Gün hafif yağmurla başlamıştı oysaki. Genç adam bu sefer kahvaltısını kahveden önce yapmış, camı da bilerek açık unutma huyundan vazgeçmişti. Tramvayda insanlara bakan gözlerini onlardan esirgememiş, bizim gence, niye bakıyorsun, diyen kişilere: ‘’Gözleriniz çok güzel.’’ ‘’Bıyıklarınız, Amcacığım nasıl böyle uzun?’’ gibi söyleyişlerde bulunmaya başlamıştı. Sanki üzerinden yük kalkıyordu gün devam ederken. Tramvayda kulaklığını çıkarmış hayat şarkısının içimizde bir yerlerde çaldığını anlamaya başlamıştı.
Tramvay sonrasını da planlamıştı. İner inmez güvenlik görevlisinin o soğuktan kızarmış yüzüyle karşılaşacak, el sallar gibi bir hareket yapıp selam verecekti. Görevli belki onu tanımayacak ancak nasıl olsa genç adam selam vermiş olacaktı. Küçük kaldırımdan geçerken iki yaşlı teyzeyle karşılaşacak. Kuş yemi satan teyzeden bir bardak yem alırken kendisine arkadaş olmasını isteyecek, yaşlı teyzeyi yerinden kaldıracaktı. Güvercinleri beslerken teyzeye yaşamı ile ilgili sorular soracak. Tüm merak ettikleri, bir bardak yem ile cevabını bulacaktı. O günkü gözlemelerini dilenen teyze ile paylaşacak, ona da ‘’Merhaba!’’ deyip çalışmalarına geçecekti.
Nasıl bir gündü böyle? Tüm düşünceleri bir anda nasıl değişmiş de rutinlerinin dışına çıkabilmişti. Hayatı bir anda dinamikleşmişti? Oradaki kuşları gördüğü, yem satan teyze ile dilenci teyzeyi karşılaştırdığı zaman mı yoksa gece kafasını yastığa koyduğunda monotonluğunun farkına vardığı vakitte mi?
Yağmur biraz olsun hızlanmıştı. Ancak kuşlara yem atma fikrinden biraz olsun vazgeçmiyordu. Kısa kaldırıma büyük bir heyecanla geldiği vakit yem satan kadını görememişti. Aklına yağmurlu zamanlarda yem satmadığı gelmişti.

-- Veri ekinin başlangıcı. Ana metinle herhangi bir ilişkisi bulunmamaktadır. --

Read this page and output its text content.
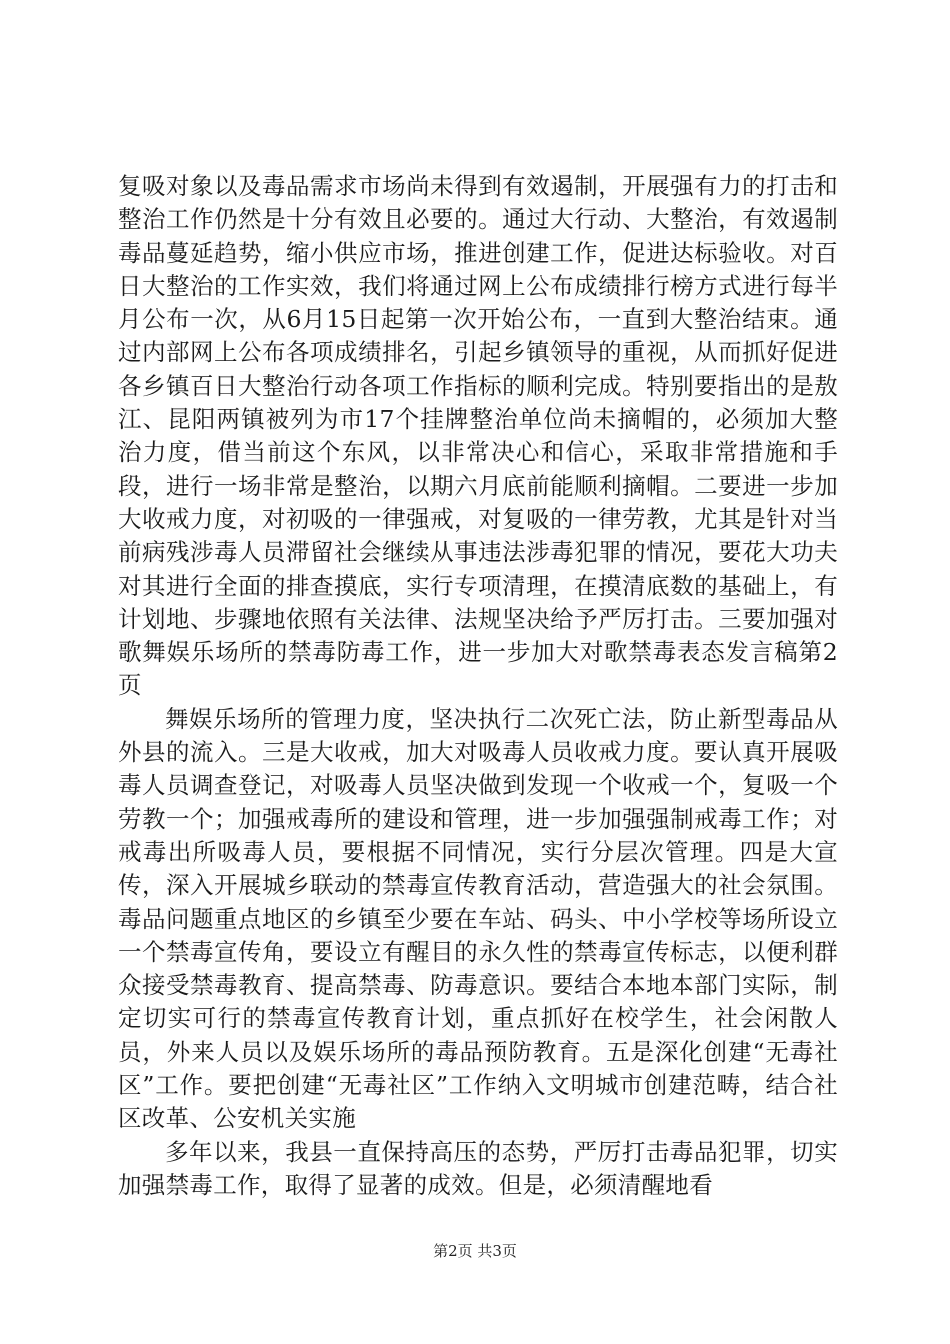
复吸对象以及毒品需求市场尚未得到有效遏制，开展强有力的打击和整治工作仍然是十分有效且必要的。通过大行动、大整治，有效遏制毒品蔓延趋势，缩小供应市场，推进创建工作，促进达标验收。对百日大整治的工作实效，我们将通过网上公布成绩排行榜方式进行每半月公布一次，从6月15日起第一次开始公布，一直到大整治结束。通过内部网上公布各项成绩排名，引起乡镇领导的重视，从而抓好促进各乡镇百日大整治行动各项工作指标的顺利完成。特别要指出的是敖江、昆阳两镇被列为市17个挂牌整治单位尚未摘帽的，必须加大整治力度，借当前这个东风，以非常决心和信心，采取非常措施和手段，进行一场非常是整治，以期六月底前能顺利摘帽。二要进一步加大收戒力度，对初吸的一律强戒，对复吸的一律劳教，尤其是针对当前病残涉毒人员滞留社会继续从事违法涉毒犯罪的情况，要花大功夫对其进行全面的排查摸底，实行专项清理，在摸清底数的基础上，有计划地、步骤地依照有关法律、法规坚决给予严厉打击。三要加强对歌舞娱乐场所的禁毒防毒工作，进一步加大对歌禁毒表态发言稿第2页

舞娱乐场所的管理力度，坚决执行二次死亡法，防止新型毒品从外县的流入。三是大收戒，加大对吸毒人员收戒力度。要认真开展吸毒人员调查登记，对吸毒人员坚决做到发现一个收戒一个，复吸一个劳教一个；加强戒毒所的建设和管理，进一步加强强制戒毒工作；对戒毒出所吸毒人员，要根据不同情况，实行分层次管理。四是大宣传，深入开展城乡联动的禁毒宣传教育活动，营造强大的社会氛围。毒品问题重点地区的乡镇至少要在车站、码头、中小学校等场所设立一个禁毒宣传角，要设立有醒目的永久性的禁毒宣传标志，以便利群众接受禁毒教育、提高禁毒、防毒意识。要结合本地本部门实际，制定切实可行的禁毒宣传教育计划，重点抓好在校学生，社会闲散人员，外来人员以及娱乐场所的毒品预防教育。五是深化创建“无毒社区”工作。要把创建“无毒社区”工作纳入文明城市创建范畴，结合社区改革、公安机关实施

多年以来，我县一直保持高压的态势，严厉打击毒品犯罪，切实加强禁毒工作，取得了显著的成效。但是，必须清醒地看

第2页 共3页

Şimdi iş yerinde verilen selayı dinlerken dilenci teyzenin ”O öldü. Selayı duymuyor musun?” deyişi kulaklarında çınlıyordu. Genç adamın önündeki tüm sayfalar ıslanmış, uykuya dalarken düşündüklerinden mi yoksa bir bardak yem alamadan yaşlı teyzenin kuşlarıyla baş başa kaldığından mı ağlıyordu, bilinmez. Kendini birden bisikletçinin yanında buluvermişti.